Insufficient Corporate Security Training
The people who work in your building are both the most valuable asset—who you are working so hard to protect—and the biggest risk. Statistically speaking, we are most likely to be attacked by someone we know. And any security specialist will tell you that the one thing most likely to undermine your building’s security is workers being too nice.

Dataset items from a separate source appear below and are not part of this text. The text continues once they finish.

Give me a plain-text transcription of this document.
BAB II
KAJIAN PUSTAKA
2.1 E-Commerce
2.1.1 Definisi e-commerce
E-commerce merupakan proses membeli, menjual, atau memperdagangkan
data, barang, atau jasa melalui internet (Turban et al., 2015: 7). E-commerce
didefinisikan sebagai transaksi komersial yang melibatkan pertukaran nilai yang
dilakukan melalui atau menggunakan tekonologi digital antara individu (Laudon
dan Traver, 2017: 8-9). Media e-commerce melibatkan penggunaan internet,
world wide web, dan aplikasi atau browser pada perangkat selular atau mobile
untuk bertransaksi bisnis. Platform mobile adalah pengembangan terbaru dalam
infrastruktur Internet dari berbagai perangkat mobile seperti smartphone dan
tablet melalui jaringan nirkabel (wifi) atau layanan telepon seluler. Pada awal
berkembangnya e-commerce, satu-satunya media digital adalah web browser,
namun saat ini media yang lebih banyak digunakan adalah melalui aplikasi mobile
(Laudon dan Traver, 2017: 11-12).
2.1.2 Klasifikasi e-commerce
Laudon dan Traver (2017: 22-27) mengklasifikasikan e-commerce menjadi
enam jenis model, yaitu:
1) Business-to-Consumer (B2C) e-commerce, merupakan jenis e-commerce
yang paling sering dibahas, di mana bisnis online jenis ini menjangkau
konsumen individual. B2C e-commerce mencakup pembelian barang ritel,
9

“You can save yourself a lot of problems,” Joe Delia explains, “if you train properly. Train your staff to see warning signs and communicate with each other about them. Law enforcement, they do a pretty good job reconstructing an event afterward. What they tend to find out is one person knew that John was struggling at home, another person knew that John was talking about suicide, another person knew John was drinking too much, and another person knew John had started carrying a gun. But nobody tells anybody.”
Delia cites the example of the 2019 Aurora, Illinois Shooting. “That guy went in that day. He knew he was going to get fired, and he told a coworker while he was clocking in ‘if they fire me today, I’m going to shoot the place up.’ And that coworker didn’t tell anybody.”
The attacker ultimately killed five employees, injured one other employee non-fatally, and shot six responding police officers.
Of course, training doesn’t start and end with situational awareness and talking to HR. Employees need to understand what the protocols are and what do in an emergency. You need to have emergency drills, and you need to have consequences for breaking security protocols.
The Best Approach to “Gapless” Corporate Security and Safety
Corporate security should be approached as an “all-hazards” exercise focused equally on people, policy, and technology:
- People: Who are you looking out for? In what ways does each person/group need to be protected? What can each do to keep others safe? (Note that protecting people increasingly means taking into account infectious disease/coronavirus safety, as well as traditional threats.)
- Policy: What does the organization need to do or change to increase safety and security?
- Technology: How do you change your facility and operations to make that happen?
We tend to focus on the technology—new doors, new cameras, new communication systems—but if we haven’t adjusted the policies and trained the people, then safety is unlikely to improve.